There could be many explanations for this disappointing end to so promising a Viking adventure. Perhaps the most plausible reason was a disruption of supplies from the Icelandic and Scandinavian homelands. No European settlement in early America was ever able to survive on its own if its connections with the homeland were cut off; the first English colonies in Virginia were to learn that lesson through bitter and painful experience. And supplies to Greenland were most certainly disrupted by the cataclysmic events that overtook Europe after the 13th century. The lack of a profitable trade with Greenland must have made the Norse colony an iffy proposition all along; when the years of unbelievably harsh winters began with the 14th century, few, if any medieval sailing vessel could have attempted the voyage to Greenland. And with the appearance of the Black Death, which devastated Iceland as much as any country in Europe, few people could have been much concerned over the fate of the Greenland settlements. Also, soon after, the ships of the German Hansa ran the Scandinavian merchant ships out of business, and English and Scotch pirates were beginning to raid Iceland. Besieged on all sides by man and nature, the people of northern Europe had no doubt already forgotten Eric the Red and his Greenland colony.

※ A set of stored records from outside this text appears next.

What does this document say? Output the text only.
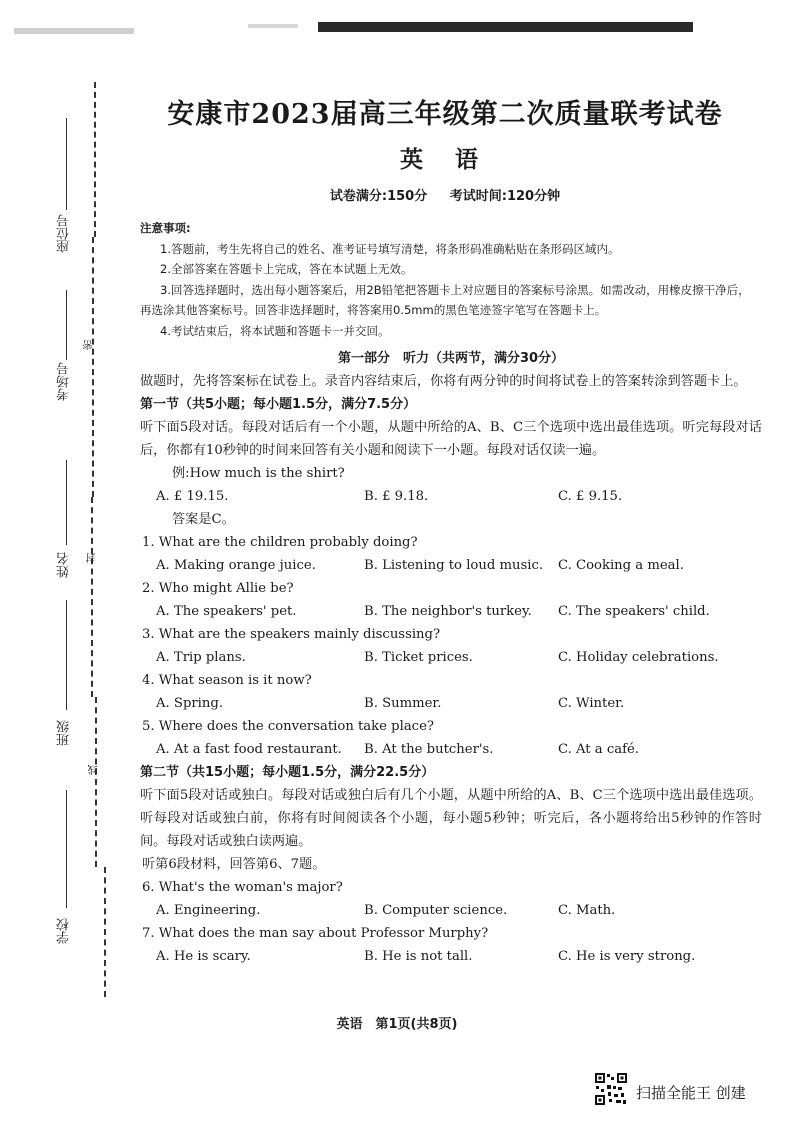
座位号
考场号
姓名
班级
学校
密
封
线
安康市2023届高三年级第二次质量联考试卷
英 语
试卷满分:150分 考试时间:120分钟
注意事项:
1.答题前，考生先将自己的姓名、准考证号填写清楚，将条形码准确粘贴在条形码区域内。
2.全部答案在答题卡上完成，答在本试题上无效。
3.回答选择题时，选出每小题答案后，用2B铅笔把答题卡上对应题目的答案标号涂黑。如需改动，用橡皮擦干净后，再选涂其他答案标号。回答非选择题时，将答案用0.5mm的黑色笔迹签字笔写在答题卡上。
4.考试结束后，将本试题和答题卡一并交回。
第一部分　听力（共两节，满分30分）
做题时，先将答案标在试卷上。录音内容结束后，你将有两分钟的时间将试卷上的答案转涂到答题卡上。
第一节（共5小题；每小题1.5分，满分7.5分）
听下面5段对话。每段对话后有一个小题，从题中所给的A、B、C三个选项中选出最佳选项。听完每段对话后，你都有10秒钟的时间来回答有关小题和阅读下一小题。每段对话仅读一遍。
例:How much is the shirt?
A. £ 19.15.	B. £ 9.18.	C. £ 9.15.
答案是C。
1. What are the children probably doing?
A. Making orange juice.	B. Listening to loud music.	C. Cooking a meal.
2. Who might Allie be?
A. The speakers' pet.	B. The neighbor's turkey.	C. The speakers' child.
3. What are the speakers mainly discussing?
A. Trip plans.	B. Ticket prices.	C. Holiday celebrations.
4. What season is it now?
A. Spring.	B. Summer.	C. Winter.
5. Where does the conversation take place?
A. At a fast food restaurant.	B. At the butcher's.	C. At a café.
第二节（共15小题；每小题1.5分，满分22.5分）
听下面5段对话或独白。每段对话或独白后有几个小题，从题中所给的A、B、C三个选项中选出最佳选项。听每段对话或独白前，你将有时间阅读各个小题，每小题5秒钟；听完后，各小题将给出5秒钟的作答时间。每段对话或独白读两遍。
听第6段材料，回答第6、7题。
6. What's the woman's major?
A. Engineering.	B. Computer science.	C. Math.
7. What does the man say about Professor Murphy?
A. He is scary.	B. He is not tall.	C. He is very strong.
英语　第1页(共8页)
扫描全能王 创建
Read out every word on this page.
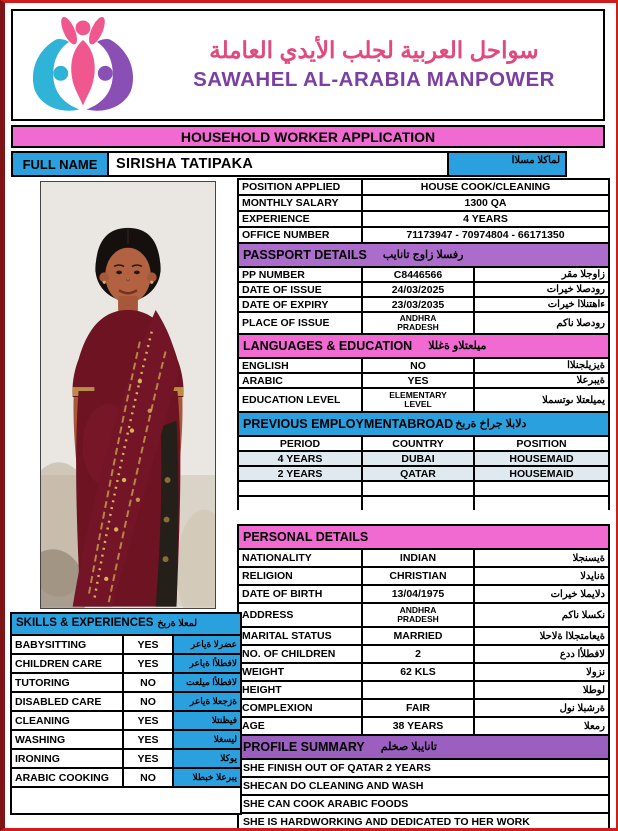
سواحل العربية لجلب الأيدي العاملة
SAWAHEL AL-ARABIA MANPOWER
HOUSEHOLD WORKER APPLICATION
FULL NAME	SIRISHA TATIPAKA	لماكلا مسلاا
POSITION APPLIED	HOUSE COOK/CLEANING
MONTHLY SALARY	1300 QA
EXPERIENCE	4 YEARS
OFFICE NUMBER	71173947 - 70974804 - 66171350
PASSPORT DETAILS رفسلا زاوج تانايب
PP NUMBER	C8446566	زاوجلا مقر
DATE OF ISSUE	24/03/2025	رودصلا خيرات
DATE OF EXPIRY	23/03/2035	ءاهتنلاا خيرات
PLACE OF ISSUE	ANDHRA PRADESH	رودصلا ناكم
LANGUAGES & EDUCATION ميلعتلاو ةغللا
ENGLISH	NO	ةيزيلجنلاا
ARABIC	YES	ةيبرعلا
EDUCATION LEVEL	ELEMENTARY LEVEL	يميلعتلا ىوتسملا
PREVIOUS EMPLOYMENTABROAD دلابلا جراخ ةربخ
PERIOD	COUNTRY	POSITION
4 YEARS	DUBAI	HOUSEMAID
2 YEARS	QATAR	HOUSEMAID

PERSONAL DETAILS
NATIONALITY	INDIAN	ةيسنجلا
RELIGION	CHRISTIAN	ةنايدلا
DATE OF BIRTH	13/04/1975	دلايملا خيرات
ADDRESS	ANDHRA PRADESH	نكسلا ناكم
MARITAL STATUS	MARRIED	ةيعامتجلاا ةلاحلا
NO. OF CHILDREN	2	لافطلأا ددع
WEIGHT	62 KLS	نزولا
HEIGHT		لوطلا
COMPLEXION	FAIR	ةرشبلا نول
AGE	38 YEARS	رمعلا
PROFILE SUMMARY تانايبلا صخلم
SHE FINISH OUT OF QATAR 2 YEARS
SHECAN DO CLEANING AND WASH
SHE CAN COOK ARABIC FOODS
SHE IS HARDWORKING AND DEDICATED TO HER WORK
SKILLS & EXPERIENCES لمعلا ةربخ
BABYSITTING	YES	عضرلا ةياعر
CHILDREN CARE	YES	لافطلأا ةياعر
TUTORING	NO	لافطلأا ميلعت
DISABLED CARE	NO	ةزجعلا ةياعر
CLEANING	YES	فيظنتلا
WASHING	YES	ليسغلا
IRONING	YES	يوكلا
ARABIC COOKING	NO	يبرعلا خبطلا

The severe weather conditions of the early 14th century continued for many years and the settlers of the Greenland colony must have slipped into ever-deeper despair. Its agriculture, always a marginal enterprise at best, was all but destroyed during those years of extreme weather, and there are indications that a locust plague finished off what little had remained. The once robust Norse warriors, physically degenerate as later skeleton finds indicate, soon grew too weak to go out and hunt for themselves. Barely able to find enough food to keep alive, they must have spent much of the short summers watching the sea, hoping for a ship from home to bring the supplies so desperately needed. By September, the long, dark winter set in; cold and hungry, the people were barely able to hang on until the next summer, when again there was hope for a supply ship. But the ships never came. Soon there was no more oil for the lamps, no more food, and finally no more hope, and before long, the last of the descendants of Eric the Red were dying. Europe had long forgotten them; by the later 15th century there is no indication at all that Christopher Columbus or any of his contemporaries had ever even heard of the Vinland voyages.